Discussion in 'Pro Audio Equipment' started by bdogg, Jun 1, 2003.

  1. bdogg

    bdogg Guest

    Thanks everyone who responded to my earlier post. You guys are great. I have a chance for a good deal on a Shure KSM 27 and an AT 4033. I'll have just one mic for recording strumming and fingerpicking on a Martin HD28--lots of bass, a bit less high end. (I thought I'd read somewhere that SDs are better for acoustics.) Which would be a better choice, a LD like the 27 or 4033, or a SD for $200-400? I'm new to all this and have to get something without hearing it first.

    Also, my Korg D1200 recorder has 48v phantom power. Will this get good results or do I need a mic pre of some sort? Thanks again.
     
  2. sheet

    sheet Well-Known Member

    Technically, the only KSM that is a "large" diaphragm is the KSM 44. The 27 looks like one, but like the 32 is more of a mid-size.

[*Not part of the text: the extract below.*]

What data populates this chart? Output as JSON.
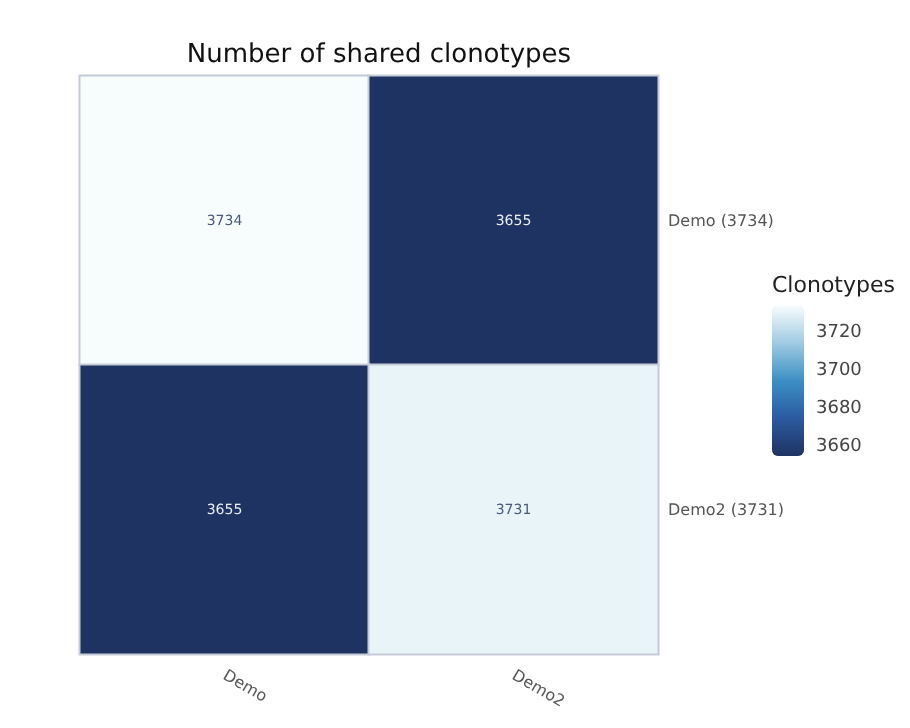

    If you can get a deal on KSM-137's, that would be great. I have nearly every KSM mic. The 137 has the same diaphram as the KSM 32, but it is in a side address pencil mic body. It sounds pretty decent.

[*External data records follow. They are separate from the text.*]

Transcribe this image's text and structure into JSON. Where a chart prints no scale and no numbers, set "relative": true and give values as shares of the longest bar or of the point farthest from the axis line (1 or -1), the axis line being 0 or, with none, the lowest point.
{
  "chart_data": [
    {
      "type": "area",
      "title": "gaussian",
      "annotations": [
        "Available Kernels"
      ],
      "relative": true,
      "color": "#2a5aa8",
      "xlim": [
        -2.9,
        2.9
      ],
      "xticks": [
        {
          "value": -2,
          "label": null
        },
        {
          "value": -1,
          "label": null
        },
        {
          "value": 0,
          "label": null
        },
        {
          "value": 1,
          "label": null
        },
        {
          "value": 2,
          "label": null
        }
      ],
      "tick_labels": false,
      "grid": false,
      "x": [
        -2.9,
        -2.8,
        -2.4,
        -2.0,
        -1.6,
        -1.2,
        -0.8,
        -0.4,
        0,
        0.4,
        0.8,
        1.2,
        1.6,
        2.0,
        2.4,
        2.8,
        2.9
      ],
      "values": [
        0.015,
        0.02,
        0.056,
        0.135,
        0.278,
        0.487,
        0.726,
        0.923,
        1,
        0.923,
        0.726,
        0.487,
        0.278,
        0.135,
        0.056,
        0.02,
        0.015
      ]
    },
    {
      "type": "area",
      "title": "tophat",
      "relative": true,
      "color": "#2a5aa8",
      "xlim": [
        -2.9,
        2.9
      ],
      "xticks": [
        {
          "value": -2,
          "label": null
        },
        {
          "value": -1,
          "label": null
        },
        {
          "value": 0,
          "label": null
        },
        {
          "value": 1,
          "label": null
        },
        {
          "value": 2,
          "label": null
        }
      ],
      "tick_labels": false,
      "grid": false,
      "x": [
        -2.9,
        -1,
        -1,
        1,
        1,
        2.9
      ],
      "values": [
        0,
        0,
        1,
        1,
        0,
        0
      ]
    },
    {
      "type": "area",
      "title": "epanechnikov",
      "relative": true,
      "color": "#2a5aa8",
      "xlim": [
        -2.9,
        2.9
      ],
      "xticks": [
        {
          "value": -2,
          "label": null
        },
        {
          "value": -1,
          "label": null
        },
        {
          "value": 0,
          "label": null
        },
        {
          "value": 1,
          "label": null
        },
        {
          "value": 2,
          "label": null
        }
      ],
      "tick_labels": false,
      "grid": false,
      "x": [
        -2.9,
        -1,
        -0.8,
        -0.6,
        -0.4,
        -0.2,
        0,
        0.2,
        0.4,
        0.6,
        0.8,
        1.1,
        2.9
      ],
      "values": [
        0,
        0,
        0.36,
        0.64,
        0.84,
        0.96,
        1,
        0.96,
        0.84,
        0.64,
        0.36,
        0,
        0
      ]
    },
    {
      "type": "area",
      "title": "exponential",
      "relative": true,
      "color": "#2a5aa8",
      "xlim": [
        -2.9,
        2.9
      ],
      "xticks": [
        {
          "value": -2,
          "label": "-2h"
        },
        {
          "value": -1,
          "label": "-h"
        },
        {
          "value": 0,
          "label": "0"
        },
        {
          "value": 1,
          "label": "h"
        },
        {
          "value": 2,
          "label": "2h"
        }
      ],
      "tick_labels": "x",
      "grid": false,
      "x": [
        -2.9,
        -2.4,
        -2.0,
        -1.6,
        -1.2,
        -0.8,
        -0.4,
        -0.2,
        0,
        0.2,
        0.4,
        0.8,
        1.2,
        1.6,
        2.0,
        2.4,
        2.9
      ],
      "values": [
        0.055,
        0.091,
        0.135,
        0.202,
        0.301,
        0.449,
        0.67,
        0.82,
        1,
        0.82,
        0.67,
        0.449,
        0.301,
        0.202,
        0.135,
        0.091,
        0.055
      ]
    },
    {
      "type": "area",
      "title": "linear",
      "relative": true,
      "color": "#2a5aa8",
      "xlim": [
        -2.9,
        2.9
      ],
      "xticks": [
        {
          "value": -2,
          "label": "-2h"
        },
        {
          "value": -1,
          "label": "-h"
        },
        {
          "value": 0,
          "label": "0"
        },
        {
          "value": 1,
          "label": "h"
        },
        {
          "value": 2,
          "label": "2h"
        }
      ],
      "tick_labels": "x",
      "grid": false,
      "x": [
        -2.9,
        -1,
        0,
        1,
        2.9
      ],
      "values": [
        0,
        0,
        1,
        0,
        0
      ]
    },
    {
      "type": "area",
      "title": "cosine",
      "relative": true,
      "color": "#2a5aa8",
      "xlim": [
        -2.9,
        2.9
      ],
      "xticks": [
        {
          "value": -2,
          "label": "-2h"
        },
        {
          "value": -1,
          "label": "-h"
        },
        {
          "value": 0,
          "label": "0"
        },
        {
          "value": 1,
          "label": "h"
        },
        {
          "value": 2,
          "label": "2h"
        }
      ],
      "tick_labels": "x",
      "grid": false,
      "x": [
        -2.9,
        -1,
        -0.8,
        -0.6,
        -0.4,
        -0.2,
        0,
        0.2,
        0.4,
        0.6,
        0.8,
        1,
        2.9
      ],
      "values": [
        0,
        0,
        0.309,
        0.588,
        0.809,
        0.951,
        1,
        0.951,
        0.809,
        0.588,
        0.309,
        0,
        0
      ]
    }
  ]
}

    If I had to pick an Audio Technica mic to do guitar, and the guitar was bass heavy, I would not pick the 4033. Maybe the 4040 or the 4047. Both of these have a nickel plated diaphragm, and the hi-end to match. The 4040 is no a dual membrane like the 4047.
     
  3. musicalhair

    musicalhair Guest

    I've not used either of those two mics, but in terms of the small or large condensors on acoustic I've got some ideas.

    Try both, you might find that for some applications the 27 is the best mic, but for others the 4033 is. Besides placing the mic in front of the guitar, you can also try placing it to the side of your head facing down towards the guitar's body. Minor variations in where the mic is and where it is pointing will make a difference, so spend some time tweaking: pointed at the twelth fret or pointing towards the bridge, 6 inches or 12 inches in front of the guitar, up buy the end of the finger board or down by the bridge or by your ear, etc. Also, very important can be where you are in your room. take the time to find the sweet spots in your room, one way of setting up a mic may sound lame in one place but great in another part of the room. Finally watch for weird reflections from music stands or anything else in the room.

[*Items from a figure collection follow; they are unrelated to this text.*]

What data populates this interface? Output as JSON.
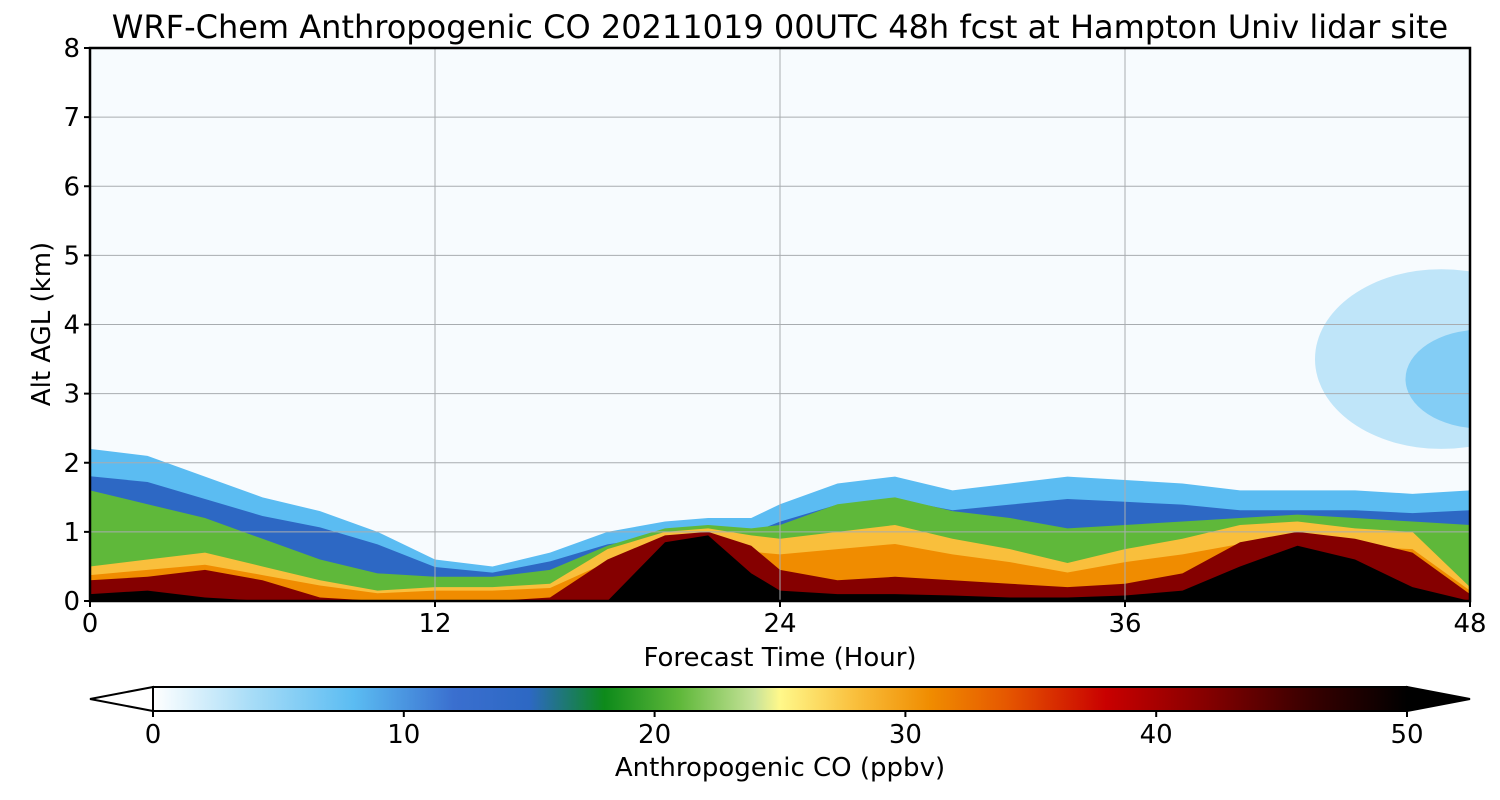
{
  "chart_data": {
    "type": "heatmap",
    "title": "WRF-Chem Anthropogenic CO  20211019 00UTC 48h fcst at Hampton Univ lidar site",
    "xlabel": "Forecast Time (Hour)",
    "ylabel": "Alt AGL (km)",
    "xlim": [
      0,
      48
    ],
    "ylim": [
      0,
      8
    ],
    "x_ticks": [
      "0",
      "12",
      "24",
      "36",
      "48"
    ],
    "y_ticks": [
      "0",
      "1",
      "2",
      "3",
      "4",
      "5",
      "6",
      "7",
      "8"
    ],
    "grid": true,
    "colorbar": {
      "label": "Anthropogenic CO  (ppbv)",
      "range": [
        0,
        50
      ],
      "ticks": [
        "0",
        "10",
        "20",
        "30",
        "40",
        "50"
      ],
      "extend": "both",
      "colors": [
        {
          "v": 0,
          "c": "#ffffff"
        },
        {
          "v": 4,
          "c": "#a6dcf7"
        },
        {
          "v": 8,
          "c": "#5bbcf2"
        },
        {
          "v": 12,
          "c": "#3a6fcf"
        },
        {
          "v": 15,
          "c": "#2d68c4"
        },
        {
          "v": 18,
          "c": "#0d8a1a"
        },
        {
          "v": 21,
          "c": "#5fb83a"
        },
        {
          "v": 24,
          "c": "#c8e39a"
        },
        {
          "v": 25,
          "c": "#fff88a"
        },
        {
          "v": 28,
          "c": "#f9bf3c"
        },
        {
          "v": 31,
          "c": "#f08c00"
        },
        {
          "v": 34,
          "c": "#e65800"
        },
        {
          "v": 38,
          "c": "#c90000"
        },
        {
          "v": 42,
          "c": "#850000"
        },
        {
          "v": 46,
          "c": "#3a0000"
        },
        {
          "v": 50,
          "c": "#000000"
        }
      ]
    },
    "series_description": "Vertical CO profile vs forecast hour",
    "boundary_layer": {
      "hours": [
        0,
        2,
        4,
        6,
        8,
        10,
        12,
        14,
        16,
        18,
        20,
        21.5,
        23,
        24,
        26,
        28,
        30,
        32,
        34,
        36,
        38,
        40,
        42,
        44,
        46,
        48
      ],
      "top_km": [
        2.2,
        2.1,
        1.8,
        1.5,
        1.3,
        1.0,
        0.6,
        0.5,
        0.7,
        1.0,
        1.15,
        1.2,
        1.2,
        1.4,
        1.7,
        1.8,
        1.6,
        1.7,
        1.8,
        1.75,
        1.7,
        1.6,
        1.6,
        1.6,
        1.55,
        1.6
      ],
      "green_km": [
        1.6,
        1.4,
        1.2,
        0.9,
        0.6,
        0.4,
        0.35,
        0.35,
        0.45,
        0.8,
        1.05,
        1.1,
        1.05,
        1.1,
        1.4,
        1.5,
        1.3,
        1.2,
        1.05,
        1.1,
        1.15,
        1.2,
        1.25,
        1.2,
        1.15,
        1.1
      ],
      "yellow_km": [
        0.5,
        0.6,
        0.7,
        0.5,
        0.3,
        0.15,
        0.2,
        0.2,
        0.25,
        0.75,
        1.0,
        1.05,
        0.95,
        0.9,
        1.0,
        1.1,
        0.9,
        0.75,
        0.55,
        0.75,
        0.9,
        1.1,
        1.15,
        1.05,
        1.0,
        0.2
      ],
      "red_km": [
        0.3,
        0.35,
        0.45,
        0.3,
        0.05,
        0.0,
        0.0,
        0.0,
        0.05,
        0.6,
        0.95,
        1.0,
        0.8,
        0.45,
        0.3,
        0.35,
        0.3,
        0.25,
        0.2,
        0.25,
        0.4,
        0.85,
        1.0,
        0.9,
        0.7,
        0.1
      ],
      "core_km": [
        0.1,
        0.15,
        0.05,
        0.0,
        0.0,
        0.0,
        0.0,
        0.0,
        0.0,
        0.0,
        0.85,
        0.95,
        0.4,
        0.15,
        0.1,
        0.1,
        0.08,
        0.05,
        0.05,
        0.08,
        0.15,
        0.5,
        0.8,
        0.6,
        0.2,
        0.0
      ]
    },
    "aloft_plume": {
      "hours": [
        42,
        44,
        46,
        48
      ],
      "alt_range_km": [
        2.2,
        4.8
      ],
      "peak_ppbv": 6
    }
  }
}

    I imagine the KSM is flatter than the 4033, so that if the track is backround the KSM might work better, but if big jangling chords are to be out front the the 4033 might be the ticket. It is too bad you only have on track to fool with. You'd be well served to at least run tests and record a little with both mics and see how they sound.

    I've used an SM 81 (small diaphram), a Dragonfly (large Diaphram), and a pair of AKG C1000's (small diaphram) on acoustic.
     
  4. Dan Lampton

    Dan Lampton Guest

    bdogg,

    There really is no right or wrong answer concerning the size of the diaphram and a microphone's suitablity to recording a guitar.

    To answer your last question, yes you will need a mic preamp. It sounds as though your Korg D1200 has at least one built in (most mixer type things do). Better preamps generally sound better, but they cost more money. I would recomend that you find the mic(s) that you like first.
     
  5. sdevino

    sdevino Active Member

    I have used Earthworks M30s, KSM32s, KSM44s, U87, MD421s, KM184s, SM81s, SM57s. Sometimes in stereo XY, sometimes placed for width, sometimes more ambient, sometimes multiple combinations on the same album.

    Use what sounds good. If you want it to sound lke an earthy honest foly thing than I suggest you go for accuracy and use QTC1's and an Earthworks or Grace pre. If you just want it to kick ass in the mix use what sounds good.